The house that called itself a home

Imlisanen Jamir

Last month, a 14-year-old girl was rescued from a house in Dimapur. She had gone there, her family believed, for her education. She stayed, instead, for her abuse. The case has since produced memoranda, press conferences, and the usual chorus of outrage that Nagaland performs whenever a child’s suffering becomes impossible to ignore. What it has not produced is an honest accounting of how such arrangements are made and what the rest of us tell ourselves while they are being made.

Nagaland has a particular relationship with the borrowed child. A family in a village, strapped and overstretched, sends a son or daughter to a relative, a church acquaintance, a former neighbour now settled in Dimapur or Kohima.

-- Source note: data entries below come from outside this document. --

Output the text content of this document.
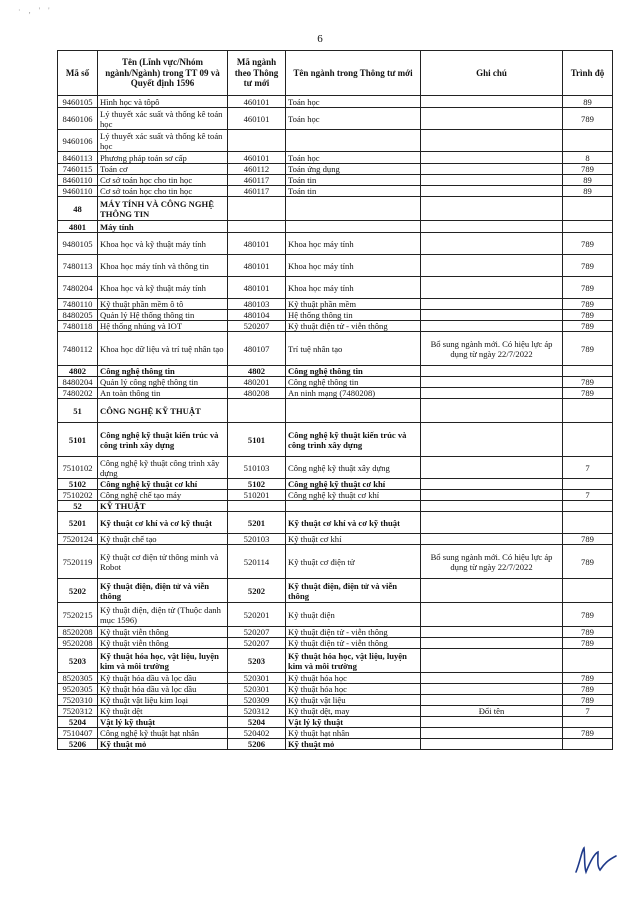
· , ' '
6
Mã số	Tên (Lĩnh vực/Nhóm ngành/Ngành) trong TT 09 và Quyết định 1596	Mã ngành theo Thông tư mới	Tên ngành trong Thông tư mới	Ghi chú	Trình độ
9460105	Hình học và tôpô	460101	Toán học		89
8460106	Lý thuyết xác suất và thống kê toán học	460101	Toán học		789
9460106	Lý thuyết xác suất và thống kê toán học				
8460113	Phương pháp toán sơ cấp	460101	Toán học		8
7460115	Toán cơ	460112	Toán ứng dụng		789
8460110	Cơ sở toán học cho tin học	460117	Toán tin		89
9460110	Cơ sở toán học cho tin học	460117	Toán tin		89
48	MÁY TÍNH VÀ CÔNG NGHỆ THÔNG TIN				
4801	Máy tính				
9480105	Khoa học và kỹ thuật máy tính	480101	Khoa học máy tính		789
7480113	Khoa học máy tính và thông tin	480101	Khoa học máy tính		789
7480204	Khoa học và kỹ thuật máy tính	480101	Khoa học máy tính		789
7480110	Kỹ thuật phần mềm ô tô	480103	Kỹ thuật phần mềm		789
8480205	Quản lý Hệ thống thông tin	480104	Hệ thống thông tin		789
7480118	Hệ thống nhúng và IOT	520207	Kỹ thuật điện tử - viễn thông		789
7480112	Khoa học dữ liệu và trí tuệ nhân tạo	480107	Trí tuệ nhân tạo	Bổ sung ngành mới. Có hiệu lực áp dụng từ ngày 22/7/2022	789
4802	Công nghệ thông tin	4802	Công nghệ thông tin		
8480204	Quản lý công nghệ thông tin	480201	Công nghệ thông tin		789
7480202	An toàn thông tin	480208	An ninh mạng (7480208)		789
51	CÔNG NGHỆ KỸ THUẬT				
5101	Công nghệ kỹ thuật kiến trúc và công trình xây dựng	5101	Công nghệ kỹ thuật kiến trúc và công trình xây dựng		
7510102	Công nghệ kỹ thuật công trình xây dựng	510103	Công nghệ kỹ thuật xây dựng		7
5102	Công nghệ kỹ thuật cơ khí	5102	Công nghệ kỹ thuật cơ khí		
7510202	Công nghệ chế tạo máy	510201	Công nghệ kỹ thuật cơ khí		7
52	KỸ THUẬT				
5201	Kỹ thuật cơ khí và cơ kỹ thuật	5201	Kỹ thuật cơ khí và cơ kỹ thuật		
7520124	Kỹ thuật chế tạo	520103	Kỹ thuật cơ khí		789
7520119	Kỹ thuật cơ điện tử thông minh và Robot	520114	Kỹ thuật cơ điện tử	Bổ sung ngành mới. Có hiệu lực áp dụng từ ngày 22/7/2022	789
5202	Kỹ thuật điện, điện tử và viễn thông	5202	Kỹ thuật điện, điện tử và viễn thông		
7520215	Kỹ thuật điện, điện tử (Thuộc danh mục 1596)	520201	Kỹ thuật điện		789
8520208	Kỹ thuật viễn thông	520207	Kỹ thuật điện tử - viễn thông		789
9520208	Kỹ thuật viễn thông	520207	Kỹ thuật điện tử - viễn thông		789
5203	Kỹ thuật hóa học, vật liệu, luyện kim và môi trường	5203	Kỹ thuật hóa học, vật liệu, luyện kim và môi trường		
8520305	Kỹ thuật hóa dầu và lọc dầu	520301	Kỹ thuật hóa học		789
9520305	Kỹ thuật hóa dầu và lọc dầu	520301	Kỹ thuật hóa học		789
7520310	Kỹ thuật vật liệu kim loại	520309	Kỹ thuật vật liệu		789
7520312	Kỹ thuật dệt	520312	Kỹ thuật dệt, may	Đổi tên	7
5204	Vật lý kỹ thuật	5204	Vật lý kỹ thuật		
7510407	Công nghệ kỹ thuật hạt nhân	520402	Kỹ thuật hạt nhân		789
5206	Kỹ thuật mỏ	5206	Kỹ thuật mỏ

The arrangement is described in the language of opportunity. The child will go to a good school. The child will learn English. The receiving household gains domestic help and the moral prestige of generosity. The sending family gains the belief that they have done right. The child gains, if lucky, a mattress.

The law has been precise about what this means. The Child and Adolescent Labour Act defines family with a biological specificity that leaves no room for sentiment. A mother, a father, a brother, a sister, an uncle, an aunt — the list stops there. The church elder who arranged the placement does not appear on it. The family friend who promised to treat the child as their own does not appear on it. The household that takes a child from a distant village and puts her to work in the kitchen is not, in any legal sense, a family. It is an employer. And if the child is below fourteen, it is committing an offence that permits no exceptions for good intentions.

The law further understands, more clearly than Naga society has been willing to, that moving children from poor rural households to urban homes under promises of education has a name beyond informality. It is trafficking. The recruiter may be a deacon. The transporter may be a minibus driver who has made the route a dozen times. None of that changes what the child arrives to find: a kitchen, a mop, and a door that is not quite hers to open.

A child was harmed in that house. That fact must sit at the centre of everything that follows, and the accused must answer for it. But a court will deal with the accused. What a court will not deal with is the system that made the placement possible, assembled over years by households who needed cheap help, by families who needed to believe they were doing right, by communities who preferred not to say what they knew, and by a state apparatus that has treated enforcement as somebody else's problem.

The accused have been arrested. The organisations have written their memoranda. In six months, the case will have moved through whatever passage the legal system provides, and Dimapur will have returned to its ordinary arrangements, the children in the kitchens, the families in the villages still sending them, the households in the towns still receiving them, and the rest of us still finding reasons not to call it what it is.